Je n’ai pas grand-chose à dire en ce moment

 

 

Je passe mon temps à prendre des notes sur le petit carnet quadrillé gainé de cuir noir qui partout m’accompagne. Ça commence à faire une paye que je trimballe ce carnet avec moi, je ne saurais même plus compter les années ; peut-être ne vaudrait-il mieux pas d’ailleurs. Toute la sainte journée je note des trucs bizarres là-dessus ou alors des pensées qui viennent zigzaguer à travers ma cervelle cabossée et que, dans l’instant, je trouve prodigieuses. Si je croise dans la rue un éléphant triste je le note, si j’aperçois un touriste japonais trafiquant dans une pharmacie de Knokke-le-Zoute je le note aussi. Réflexions, maximes, sentences et aphorismes c’est par kyrielles que je les aligne ; d’une page l’autre j’en fais d’étourdissants chapelets de saucisses fumées. Rien ne m’échappe en somme, mais de toutes ces notes je ne fais rien non plus. Elles restent figées dans mon carnet comme des litrons renversés sur un hérisson à bouteilles. Inutiles.

Je me dis que si j’étais coincé entre les quatre murs aveugles d’une cellule de prison, et pourquoi pas ?, sans doute écrirais-je partout avec la pointe patiemment effilée d’une petite cuillère en alu : sur le sol pour recenser les saisons et n’en oublier aucune, sur mon écuelle et mon quart pour clamer ma révolte, sur les tinettes aussi des poèmes décoratifs. Je crois que je trimerais vraiment comme un grand nègre, nuit et jour, pour calligraphier tout cela à même le moisi des murs et laisser trace de toutes les intempéries qui m’auraient déréglé la boussole. Vrai, je composerais même des élégies de tête, des romans-fleuves aussi qu’il ne me resterait plus qu’à transcrire sur papier libre et publier sous un nom d’emprunt une fois parvenu à l’apothéose de l’évasion. (Je m’évaderais en technicolor-panavision, comme je l’ai vu faire à Steve Mac Queen, en 1963, au Ciné-Palace, alors que j’avais dix-sept ans et un carnet neuf en poche.)
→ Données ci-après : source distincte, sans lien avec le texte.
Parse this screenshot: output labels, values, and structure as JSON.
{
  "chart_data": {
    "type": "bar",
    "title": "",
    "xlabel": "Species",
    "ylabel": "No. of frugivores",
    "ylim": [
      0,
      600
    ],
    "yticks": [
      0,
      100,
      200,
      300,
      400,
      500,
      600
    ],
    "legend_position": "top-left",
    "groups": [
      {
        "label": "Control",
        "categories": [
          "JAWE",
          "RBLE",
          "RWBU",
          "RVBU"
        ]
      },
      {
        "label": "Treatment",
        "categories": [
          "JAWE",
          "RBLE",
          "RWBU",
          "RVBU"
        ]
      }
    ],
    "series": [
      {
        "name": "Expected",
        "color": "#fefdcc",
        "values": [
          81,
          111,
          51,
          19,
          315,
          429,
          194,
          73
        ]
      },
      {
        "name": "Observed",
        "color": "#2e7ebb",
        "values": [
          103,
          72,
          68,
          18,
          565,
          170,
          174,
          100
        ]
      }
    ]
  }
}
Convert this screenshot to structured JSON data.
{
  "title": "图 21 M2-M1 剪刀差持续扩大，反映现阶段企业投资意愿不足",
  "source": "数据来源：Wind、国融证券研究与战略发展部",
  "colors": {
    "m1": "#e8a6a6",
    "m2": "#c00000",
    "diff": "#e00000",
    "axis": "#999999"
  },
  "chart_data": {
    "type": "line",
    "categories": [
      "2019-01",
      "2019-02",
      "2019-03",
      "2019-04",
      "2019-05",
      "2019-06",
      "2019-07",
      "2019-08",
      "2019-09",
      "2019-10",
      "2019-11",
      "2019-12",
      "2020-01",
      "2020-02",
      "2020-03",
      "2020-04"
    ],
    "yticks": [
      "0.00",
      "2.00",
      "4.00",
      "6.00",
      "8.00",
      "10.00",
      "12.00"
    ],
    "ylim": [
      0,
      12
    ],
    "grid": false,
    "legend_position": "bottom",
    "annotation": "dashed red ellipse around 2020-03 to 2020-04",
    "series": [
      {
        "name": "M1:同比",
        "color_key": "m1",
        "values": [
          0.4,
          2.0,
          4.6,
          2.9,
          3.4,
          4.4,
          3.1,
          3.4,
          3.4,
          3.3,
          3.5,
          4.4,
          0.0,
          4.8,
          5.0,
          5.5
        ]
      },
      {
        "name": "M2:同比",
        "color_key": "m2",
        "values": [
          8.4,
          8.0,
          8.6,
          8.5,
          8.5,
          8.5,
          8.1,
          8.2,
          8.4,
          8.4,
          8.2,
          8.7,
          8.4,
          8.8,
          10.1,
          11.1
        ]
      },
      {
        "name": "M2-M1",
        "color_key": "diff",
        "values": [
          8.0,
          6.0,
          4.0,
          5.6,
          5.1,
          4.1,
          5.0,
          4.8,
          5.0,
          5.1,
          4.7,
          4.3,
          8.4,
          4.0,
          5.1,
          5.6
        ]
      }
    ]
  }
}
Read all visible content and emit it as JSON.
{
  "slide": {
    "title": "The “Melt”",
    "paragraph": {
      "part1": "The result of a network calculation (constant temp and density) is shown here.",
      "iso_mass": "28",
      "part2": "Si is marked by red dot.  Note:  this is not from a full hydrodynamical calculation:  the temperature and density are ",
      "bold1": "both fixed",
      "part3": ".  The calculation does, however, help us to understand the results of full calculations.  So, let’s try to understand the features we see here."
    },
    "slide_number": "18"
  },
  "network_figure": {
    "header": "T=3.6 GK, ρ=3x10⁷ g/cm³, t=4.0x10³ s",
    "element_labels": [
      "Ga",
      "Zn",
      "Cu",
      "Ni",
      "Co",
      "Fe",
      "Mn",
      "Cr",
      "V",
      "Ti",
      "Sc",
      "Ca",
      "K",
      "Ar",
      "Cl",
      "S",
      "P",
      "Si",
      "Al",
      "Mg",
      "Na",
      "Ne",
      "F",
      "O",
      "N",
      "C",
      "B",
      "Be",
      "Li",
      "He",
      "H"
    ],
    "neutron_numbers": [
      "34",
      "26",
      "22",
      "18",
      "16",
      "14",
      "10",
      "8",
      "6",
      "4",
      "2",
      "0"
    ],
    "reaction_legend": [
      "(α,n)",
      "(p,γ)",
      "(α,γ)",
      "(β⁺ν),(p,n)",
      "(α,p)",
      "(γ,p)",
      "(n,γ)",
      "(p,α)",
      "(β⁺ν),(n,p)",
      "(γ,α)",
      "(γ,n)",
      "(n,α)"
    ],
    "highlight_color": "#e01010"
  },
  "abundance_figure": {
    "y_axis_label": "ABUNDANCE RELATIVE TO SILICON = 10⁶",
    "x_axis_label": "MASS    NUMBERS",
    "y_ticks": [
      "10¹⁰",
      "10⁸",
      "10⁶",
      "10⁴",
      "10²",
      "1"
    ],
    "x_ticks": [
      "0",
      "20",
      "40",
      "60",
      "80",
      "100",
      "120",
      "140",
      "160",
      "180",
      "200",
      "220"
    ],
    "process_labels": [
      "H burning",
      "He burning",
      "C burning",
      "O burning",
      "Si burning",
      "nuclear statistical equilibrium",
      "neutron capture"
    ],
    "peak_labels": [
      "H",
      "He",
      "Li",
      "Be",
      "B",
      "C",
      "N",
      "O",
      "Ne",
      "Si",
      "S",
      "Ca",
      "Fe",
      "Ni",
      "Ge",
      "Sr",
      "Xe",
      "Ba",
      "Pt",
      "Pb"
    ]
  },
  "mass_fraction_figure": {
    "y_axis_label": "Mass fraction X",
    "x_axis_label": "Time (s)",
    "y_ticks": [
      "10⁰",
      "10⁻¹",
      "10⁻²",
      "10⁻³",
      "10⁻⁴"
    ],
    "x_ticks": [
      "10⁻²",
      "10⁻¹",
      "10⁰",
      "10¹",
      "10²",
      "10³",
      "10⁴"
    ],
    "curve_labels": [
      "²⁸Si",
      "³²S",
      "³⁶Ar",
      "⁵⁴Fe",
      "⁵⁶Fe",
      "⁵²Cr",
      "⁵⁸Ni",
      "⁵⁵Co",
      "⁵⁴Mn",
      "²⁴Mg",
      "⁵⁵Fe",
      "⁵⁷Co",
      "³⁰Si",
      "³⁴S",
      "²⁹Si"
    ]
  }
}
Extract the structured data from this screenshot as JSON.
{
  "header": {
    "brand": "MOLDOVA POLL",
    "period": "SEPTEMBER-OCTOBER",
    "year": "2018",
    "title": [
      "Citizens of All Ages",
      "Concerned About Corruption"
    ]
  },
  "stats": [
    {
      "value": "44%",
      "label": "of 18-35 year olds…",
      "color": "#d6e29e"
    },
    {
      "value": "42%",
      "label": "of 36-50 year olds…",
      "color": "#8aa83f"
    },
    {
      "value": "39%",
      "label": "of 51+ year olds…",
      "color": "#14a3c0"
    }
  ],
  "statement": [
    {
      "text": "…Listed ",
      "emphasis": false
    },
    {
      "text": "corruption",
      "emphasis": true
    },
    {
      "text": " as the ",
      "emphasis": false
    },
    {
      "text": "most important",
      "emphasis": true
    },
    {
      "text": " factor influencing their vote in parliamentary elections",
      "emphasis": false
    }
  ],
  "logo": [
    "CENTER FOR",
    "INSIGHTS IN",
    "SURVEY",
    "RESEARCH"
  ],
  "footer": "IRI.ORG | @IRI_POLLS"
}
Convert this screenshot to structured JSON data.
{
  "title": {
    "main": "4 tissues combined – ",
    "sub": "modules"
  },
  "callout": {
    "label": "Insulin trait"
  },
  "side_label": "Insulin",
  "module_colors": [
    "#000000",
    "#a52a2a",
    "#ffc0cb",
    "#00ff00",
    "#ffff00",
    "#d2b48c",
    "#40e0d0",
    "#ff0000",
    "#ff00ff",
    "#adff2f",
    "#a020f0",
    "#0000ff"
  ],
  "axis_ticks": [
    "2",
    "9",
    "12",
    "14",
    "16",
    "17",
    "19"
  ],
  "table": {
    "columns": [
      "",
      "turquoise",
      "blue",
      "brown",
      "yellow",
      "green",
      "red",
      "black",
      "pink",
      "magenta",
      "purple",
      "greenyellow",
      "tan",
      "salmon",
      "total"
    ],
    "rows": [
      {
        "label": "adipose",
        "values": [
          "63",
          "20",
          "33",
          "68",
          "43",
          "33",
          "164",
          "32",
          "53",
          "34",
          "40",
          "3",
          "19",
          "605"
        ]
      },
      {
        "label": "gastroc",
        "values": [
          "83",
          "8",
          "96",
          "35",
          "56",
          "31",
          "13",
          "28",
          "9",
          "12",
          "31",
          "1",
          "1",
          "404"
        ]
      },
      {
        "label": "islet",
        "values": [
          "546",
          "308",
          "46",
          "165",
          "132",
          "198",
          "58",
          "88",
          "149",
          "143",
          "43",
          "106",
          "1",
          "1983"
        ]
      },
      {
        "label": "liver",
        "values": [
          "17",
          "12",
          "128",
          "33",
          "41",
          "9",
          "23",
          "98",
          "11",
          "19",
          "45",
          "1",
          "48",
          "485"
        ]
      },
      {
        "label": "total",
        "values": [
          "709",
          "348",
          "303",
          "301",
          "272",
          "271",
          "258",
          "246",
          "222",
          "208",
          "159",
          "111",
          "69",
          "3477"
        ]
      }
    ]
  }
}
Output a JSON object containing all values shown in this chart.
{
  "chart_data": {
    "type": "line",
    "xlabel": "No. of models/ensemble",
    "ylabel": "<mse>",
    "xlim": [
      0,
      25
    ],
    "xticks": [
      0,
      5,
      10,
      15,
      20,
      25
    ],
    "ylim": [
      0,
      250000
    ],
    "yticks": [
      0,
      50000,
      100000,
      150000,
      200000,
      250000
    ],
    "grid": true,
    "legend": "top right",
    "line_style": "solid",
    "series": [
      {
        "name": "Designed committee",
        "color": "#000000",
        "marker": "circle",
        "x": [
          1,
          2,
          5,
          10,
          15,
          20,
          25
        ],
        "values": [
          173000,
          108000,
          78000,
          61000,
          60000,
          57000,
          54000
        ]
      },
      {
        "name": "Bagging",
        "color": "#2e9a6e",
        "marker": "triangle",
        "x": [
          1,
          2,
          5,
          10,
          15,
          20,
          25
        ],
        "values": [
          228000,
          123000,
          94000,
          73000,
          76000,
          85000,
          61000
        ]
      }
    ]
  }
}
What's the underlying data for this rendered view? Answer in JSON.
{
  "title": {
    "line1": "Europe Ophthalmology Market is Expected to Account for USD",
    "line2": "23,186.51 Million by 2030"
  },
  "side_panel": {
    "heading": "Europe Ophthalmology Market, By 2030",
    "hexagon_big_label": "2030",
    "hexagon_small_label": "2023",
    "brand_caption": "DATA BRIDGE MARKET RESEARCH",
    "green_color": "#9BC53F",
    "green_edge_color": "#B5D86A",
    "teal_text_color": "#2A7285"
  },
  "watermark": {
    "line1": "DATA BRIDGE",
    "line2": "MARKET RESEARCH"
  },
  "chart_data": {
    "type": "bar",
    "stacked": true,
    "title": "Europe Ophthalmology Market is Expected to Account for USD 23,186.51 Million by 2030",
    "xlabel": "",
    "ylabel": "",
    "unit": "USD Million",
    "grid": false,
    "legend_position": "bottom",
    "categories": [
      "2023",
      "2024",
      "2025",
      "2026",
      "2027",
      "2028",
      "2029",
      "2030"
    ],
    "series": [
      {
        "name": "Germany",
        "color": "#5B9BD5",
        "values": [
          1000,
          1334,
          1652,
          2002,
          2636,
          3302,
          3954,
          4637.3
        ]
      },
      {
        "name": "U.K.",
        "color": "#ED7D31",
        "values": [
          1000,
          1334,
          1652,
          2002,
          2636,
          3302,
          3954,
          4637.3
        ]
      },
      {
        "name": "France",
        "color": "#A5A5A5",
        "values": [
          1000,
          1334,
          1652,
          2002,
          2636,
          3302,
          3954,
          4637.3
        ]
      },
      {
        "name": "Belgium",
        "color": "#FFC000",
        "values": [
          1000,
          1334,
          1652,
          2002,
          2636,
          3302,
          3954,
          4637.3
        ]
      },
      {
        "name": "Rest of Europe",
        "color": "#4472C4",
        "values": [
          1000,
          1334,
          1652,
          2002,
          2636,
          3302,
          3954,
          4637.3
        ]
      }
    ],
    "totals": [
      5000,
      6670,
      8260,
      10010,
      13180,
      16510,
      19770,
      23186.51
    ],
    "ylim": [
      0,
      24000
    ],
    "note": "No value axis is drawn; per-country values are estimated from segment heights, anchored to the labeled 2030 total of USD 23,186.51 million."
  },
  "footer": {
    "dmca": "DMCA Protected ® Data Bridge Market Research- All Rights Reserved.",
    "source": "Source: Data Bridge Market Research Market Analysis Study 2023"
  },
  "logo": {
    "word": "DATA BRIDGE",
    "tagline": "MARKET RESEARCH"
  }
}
Non, je reste là à compter les clous de la porte tout en me mâchonnant l’intérieur des joues. Le plus clair de la semaine je l’emploie à faire bouger doucement mes orteils au-dedans de mes souliers pour m’assurer ainsi que je suis toujours en vie, et le dimanche ce n’est guère mieux, c’est seulement dimanche en plus et voilà tout. Parfois je m’inquiète de savoir si cet état d’anéantissement va se prolonger toute une éternité et me laisser encore longtemps tel un demeuré dégoulinant d’angoisse devant une écluse. D’autres fois je me dis qu’il faudrait en finir et me fiche à la flotte avec mon carnet, une bonne fois pour toutes ; mais ce genre de pensée me trouve toujours assez irrésolu ou alors survient juste quand c’est plutôt le moment de décapiter une canette, sans compter que je ne sais même pas nager.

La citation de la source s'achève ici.